Housing is addressed in 160 activities across 39 plans. Unsurprisingly, low-income countries place the greatest emphasis on housing, with about half including housing references. Only a quarter of plans from MENA and ECA mention housing, while LAC and South Asia have the highest coverage, with 62% and 67% of plans mentioning housing activities, respectively.
Most activities focus on physical housing upgrades, risk assessments, or construction guidelines. Upgrade measures include green building designs, WASH improvements, ecosystem-based approaches, and resettlement away from flood zones. Nine plans have activities related to informal settlements or slums.6 Thailand’s NAP outlines 18 priorities under “Guidelines and measures for human settlement and security,” ranging from detailed actions to enhance accessibility for all population groups across warning systems, building codes, land-use planning, green and nature-based infrastructure, among others.

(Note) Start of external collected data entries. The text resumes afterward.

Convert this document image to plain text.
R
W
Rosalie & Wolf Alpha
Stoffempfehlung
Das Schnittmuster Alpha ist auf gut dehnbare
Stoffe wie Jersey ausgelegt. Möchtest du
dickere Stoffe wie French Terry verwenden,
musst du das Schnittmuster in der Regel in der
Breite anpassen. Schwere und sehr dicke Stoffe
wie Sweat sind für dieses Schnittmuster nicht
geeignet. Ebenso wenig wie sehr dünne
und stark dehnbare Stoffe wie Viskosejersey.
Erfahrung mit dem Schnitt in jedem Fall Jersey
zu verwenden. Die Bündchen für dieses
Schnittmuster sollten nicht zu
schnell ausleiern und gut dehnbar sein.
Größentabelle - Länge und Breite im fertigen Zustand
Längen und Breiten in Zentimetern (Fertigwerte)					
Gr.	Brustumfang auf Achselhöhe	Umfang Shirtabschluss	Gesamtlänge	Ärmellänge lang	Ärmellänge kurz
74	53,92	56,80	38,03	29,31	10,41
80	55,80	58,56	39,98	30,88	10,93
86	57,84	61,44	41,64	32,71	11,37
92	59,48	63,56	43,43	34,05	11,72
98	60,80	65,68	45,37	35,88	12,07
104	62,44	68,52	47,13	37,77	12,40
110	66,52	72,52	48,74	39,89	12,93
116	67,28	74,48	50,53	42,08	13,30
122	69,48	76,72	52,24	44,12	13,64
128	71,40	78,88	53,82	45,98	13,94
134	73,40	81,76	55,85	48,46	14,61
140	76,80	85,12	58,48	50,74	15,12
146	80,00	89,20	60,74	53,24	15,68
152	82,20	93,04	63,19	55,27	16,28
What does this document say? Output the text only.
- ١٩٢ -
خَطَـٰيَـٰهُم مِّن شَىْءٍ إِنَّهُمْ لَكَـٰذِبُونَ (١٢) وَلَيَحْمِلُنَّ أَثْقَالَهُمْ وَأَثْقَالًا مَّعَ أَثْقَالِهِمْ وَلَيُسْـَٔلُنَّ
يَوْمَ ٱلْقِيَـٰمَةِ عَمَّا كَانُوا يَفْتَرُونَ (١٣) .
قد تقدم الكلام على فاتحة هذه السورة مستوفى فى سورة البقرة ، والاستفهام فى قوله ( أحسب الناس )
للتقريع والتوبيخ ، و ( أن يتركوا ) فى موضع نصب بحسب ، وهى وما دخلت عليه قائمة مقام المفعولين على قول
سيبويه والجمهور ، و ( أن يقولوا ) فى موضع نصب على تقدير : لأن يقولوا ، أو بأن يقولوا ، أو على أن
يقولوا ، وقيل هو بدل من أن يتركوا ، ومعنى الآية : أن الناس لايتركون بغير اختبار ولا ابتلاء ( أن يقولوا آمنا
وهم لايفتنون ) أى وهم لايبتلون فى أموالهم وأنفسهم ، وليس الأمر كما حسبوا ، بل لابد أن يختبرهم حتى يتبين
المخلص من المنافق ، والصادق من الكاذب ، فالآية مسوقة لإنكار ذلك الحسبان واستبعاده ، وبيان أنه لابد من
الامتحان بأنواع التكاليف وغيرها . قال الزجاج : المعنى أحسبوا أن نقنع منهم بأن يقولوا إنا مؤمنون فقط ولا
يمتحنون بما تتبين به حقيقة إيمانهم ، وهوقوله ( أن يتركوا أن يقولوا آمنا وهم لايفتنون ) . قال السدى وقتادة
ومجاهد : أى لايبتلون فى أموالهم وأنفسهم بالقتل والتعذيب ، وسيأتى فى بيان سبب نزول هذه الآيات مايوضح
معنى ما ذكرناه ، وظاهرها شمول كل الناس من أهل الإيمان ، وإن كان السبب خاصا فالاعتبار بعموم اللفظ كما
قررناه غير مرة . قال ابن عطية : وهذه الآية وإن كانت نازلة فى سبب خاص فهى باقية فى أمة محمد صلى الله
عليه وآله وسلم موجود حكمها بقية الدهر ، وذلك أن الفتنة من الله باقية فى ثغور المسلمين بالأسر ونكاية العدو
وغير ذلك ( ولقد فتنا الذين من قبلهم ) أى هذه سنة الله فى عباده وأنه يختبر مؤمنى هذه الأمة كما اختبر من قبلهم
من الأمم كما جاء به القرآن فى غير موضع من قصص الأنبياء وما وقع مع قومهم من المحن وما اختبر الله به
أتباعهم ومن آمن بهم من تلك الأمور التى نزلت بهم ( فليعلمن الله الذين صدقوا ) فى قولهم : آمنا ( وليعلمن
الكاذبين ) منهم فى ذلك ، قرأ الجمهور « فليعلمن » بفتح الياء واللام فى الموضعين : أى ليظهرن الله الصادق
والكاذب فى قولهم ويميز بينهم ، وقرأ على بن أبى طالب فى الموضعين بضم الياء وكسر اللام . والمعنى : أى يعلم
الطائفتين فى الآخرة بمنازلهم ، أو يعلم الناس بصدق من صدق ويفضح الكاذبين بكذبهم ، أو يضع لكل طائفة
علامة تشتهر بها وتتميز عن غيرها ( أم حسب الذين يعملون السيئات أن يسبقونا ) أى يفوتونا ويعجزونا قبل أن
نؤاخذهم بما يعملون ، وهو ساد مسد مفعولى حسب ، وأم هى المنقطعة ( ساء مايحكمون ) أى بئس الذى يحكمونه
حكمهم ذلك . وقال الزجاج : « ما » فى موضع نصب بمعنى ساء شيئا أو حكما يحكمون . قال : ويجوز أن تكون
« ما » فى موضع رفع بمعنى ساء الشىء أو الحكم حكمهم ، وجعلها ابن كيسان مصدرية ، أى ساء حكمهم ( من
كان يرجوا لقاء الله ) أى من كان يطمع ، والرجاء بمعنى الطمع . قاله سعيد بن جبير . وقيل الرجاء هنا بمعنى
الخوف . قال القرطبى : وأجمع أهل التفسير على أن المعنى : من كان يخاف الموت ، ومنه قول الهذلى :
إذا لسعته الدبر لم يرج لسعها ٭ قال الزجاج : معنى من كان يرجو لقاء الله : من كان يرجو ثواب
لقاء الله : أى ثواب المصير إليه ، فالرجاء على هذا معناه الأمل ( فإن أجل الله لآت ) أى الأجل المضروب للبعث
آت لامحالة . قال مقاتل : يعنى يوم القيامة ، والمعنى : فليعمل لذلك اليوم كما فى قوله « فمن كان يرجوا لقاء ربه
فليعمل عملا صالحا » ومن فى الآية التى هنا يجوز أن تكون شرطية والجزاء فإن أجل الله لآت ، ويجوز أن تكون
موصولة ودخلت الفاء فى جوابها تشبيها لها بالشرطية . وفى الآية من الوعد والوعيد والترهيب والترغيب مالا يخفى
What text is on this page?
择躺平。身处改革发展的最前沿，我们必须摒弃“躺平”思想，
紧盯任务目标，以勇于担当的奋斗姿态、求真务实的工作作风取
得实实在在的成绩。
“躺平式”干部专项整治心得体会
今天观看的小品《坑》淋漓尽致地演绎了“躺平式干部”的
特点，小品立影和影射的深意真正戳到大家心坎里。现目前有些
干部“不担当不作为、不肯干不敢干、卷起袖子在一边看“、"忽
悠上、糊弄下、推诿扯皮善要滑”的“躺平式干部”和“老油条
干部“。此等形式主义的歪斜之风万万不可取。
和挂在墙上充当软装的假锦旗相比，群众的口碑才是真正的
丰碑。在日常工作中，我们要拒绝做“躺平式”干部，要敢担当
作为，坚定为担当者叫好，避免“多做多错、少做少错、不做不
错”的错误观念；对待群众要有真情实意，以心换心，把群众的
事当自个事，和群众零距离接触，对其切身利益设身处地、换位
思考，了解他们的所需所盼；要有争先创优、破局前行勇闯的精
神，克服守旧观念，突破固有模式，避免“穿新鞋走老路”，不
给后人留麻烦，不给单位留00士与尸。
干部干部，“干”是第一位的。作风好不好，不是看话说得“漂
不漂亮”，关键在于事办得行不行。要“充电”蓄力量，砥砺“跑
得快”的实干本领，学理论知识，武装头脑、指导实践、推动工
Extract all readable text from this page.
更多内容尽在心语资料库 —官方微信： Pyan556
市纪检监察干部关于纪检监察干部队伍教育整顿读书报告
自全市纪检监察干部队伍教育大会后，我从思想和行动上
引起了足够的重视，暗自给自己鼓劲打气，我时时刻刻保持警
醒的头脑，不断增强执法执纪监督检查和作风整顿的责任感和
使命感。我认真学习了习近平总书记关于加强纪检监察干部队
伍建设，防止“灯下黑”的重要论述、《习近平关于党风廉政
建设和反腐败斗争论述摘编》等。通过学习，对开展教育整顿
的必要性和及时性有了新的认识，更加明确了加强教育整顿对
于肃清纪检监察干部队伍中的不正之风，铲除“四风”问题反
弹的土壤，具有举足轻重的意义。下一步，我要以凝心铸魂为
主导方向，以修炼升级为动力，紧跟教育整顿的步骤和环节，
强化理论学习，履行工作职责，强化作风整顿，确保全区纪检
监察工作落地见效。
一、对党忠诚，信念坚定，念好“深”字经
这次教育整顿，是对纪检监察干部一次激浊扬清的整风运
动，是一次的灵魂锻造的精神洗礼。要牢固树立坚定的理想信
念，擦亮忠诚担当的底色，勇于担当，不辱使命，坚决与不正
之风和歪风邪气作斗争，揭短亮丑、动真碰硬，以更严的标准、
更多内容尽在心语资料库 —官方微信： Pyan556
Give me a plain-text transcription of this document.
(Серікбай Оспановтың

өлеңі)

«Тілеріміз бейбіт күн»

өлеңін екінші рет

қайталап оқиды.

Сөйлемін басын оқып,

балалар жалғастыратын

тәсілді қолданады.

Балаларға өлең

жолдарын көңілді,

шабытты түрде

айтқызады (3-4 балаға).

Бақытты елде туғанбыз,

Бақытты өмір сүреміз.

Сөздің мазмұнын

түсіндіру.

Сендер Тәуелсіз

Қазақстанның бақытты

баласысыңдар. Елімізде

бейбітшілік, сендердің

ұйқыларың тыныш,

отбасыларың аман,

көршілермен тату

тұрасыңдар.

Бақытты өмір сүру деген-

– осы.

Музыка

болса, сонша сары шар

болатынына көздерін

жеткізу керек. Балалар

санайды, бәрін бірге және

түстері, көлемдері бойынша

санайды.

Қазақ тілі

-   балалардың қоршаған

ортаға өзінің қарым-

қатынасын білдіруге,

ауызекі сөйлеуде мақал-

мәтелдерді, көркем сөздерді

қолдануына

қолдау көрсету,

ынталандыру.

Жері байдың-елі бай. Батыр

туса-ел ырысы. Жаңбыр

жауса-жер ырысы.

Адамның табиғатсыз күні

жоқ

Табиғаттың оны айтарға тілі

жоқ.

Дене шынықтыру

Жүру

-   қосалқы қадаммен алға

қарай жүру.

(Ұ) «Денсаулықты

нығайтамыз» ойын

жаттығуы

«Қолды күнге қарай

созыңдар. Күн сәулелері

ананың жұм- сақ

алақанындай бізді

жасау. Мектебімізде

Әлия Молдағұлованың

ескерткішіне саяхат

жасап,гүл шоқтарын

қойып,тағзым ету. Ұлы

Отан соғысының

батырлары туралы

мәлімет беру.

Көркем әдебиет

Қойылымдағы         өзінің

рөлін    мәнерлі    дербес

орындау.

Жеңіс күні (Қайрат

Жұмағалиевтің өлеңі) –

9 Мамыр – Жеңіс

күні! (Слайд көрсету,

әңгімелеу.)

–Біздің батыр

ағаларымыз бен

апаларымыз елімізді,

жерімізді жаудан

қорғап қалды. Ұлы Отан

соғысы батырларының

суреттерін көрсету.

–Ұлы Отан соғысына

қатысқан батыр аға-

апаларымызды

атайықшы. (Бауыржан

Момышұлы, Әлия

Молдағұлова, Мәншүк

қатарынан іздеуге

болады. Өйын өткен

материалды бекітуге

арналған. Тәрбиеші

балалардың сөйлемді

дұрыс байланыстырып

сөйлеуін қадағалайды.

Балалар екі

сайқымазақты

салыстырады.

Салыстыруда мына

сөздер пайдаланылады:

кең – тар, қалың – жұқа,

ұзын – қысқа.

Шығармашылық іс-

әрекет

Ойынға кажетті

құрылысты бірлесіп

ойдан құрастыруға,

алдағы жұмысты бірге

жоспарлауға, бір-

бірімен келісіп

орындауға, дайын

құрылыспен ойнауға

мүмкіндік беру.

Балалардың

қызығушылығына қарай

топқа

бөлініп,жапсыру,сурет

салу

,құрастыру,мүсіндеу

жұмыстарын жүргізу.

Activities that connect housing interventions to broader care systems, especially health and education, can strengthen NAPs. Two examples are illustrative. Argentina’s NAP notes that heatwaves increase hospitalizations and fatalities among “elderly individuals, children, people with chronic illnesses, persons with disabilities, and those in vulnerable situations – including those experiencing homelessness, living in inadequate environments, or belonging to indigenous communities” and therefore prioritizes public awareness alongside the adaptation and construction of resilient homes for these populations. South Korea’s NDC reaches a similar conclusion and prioritizes insulation programs for the homes of the elderly, low-income, and vulnerable groups.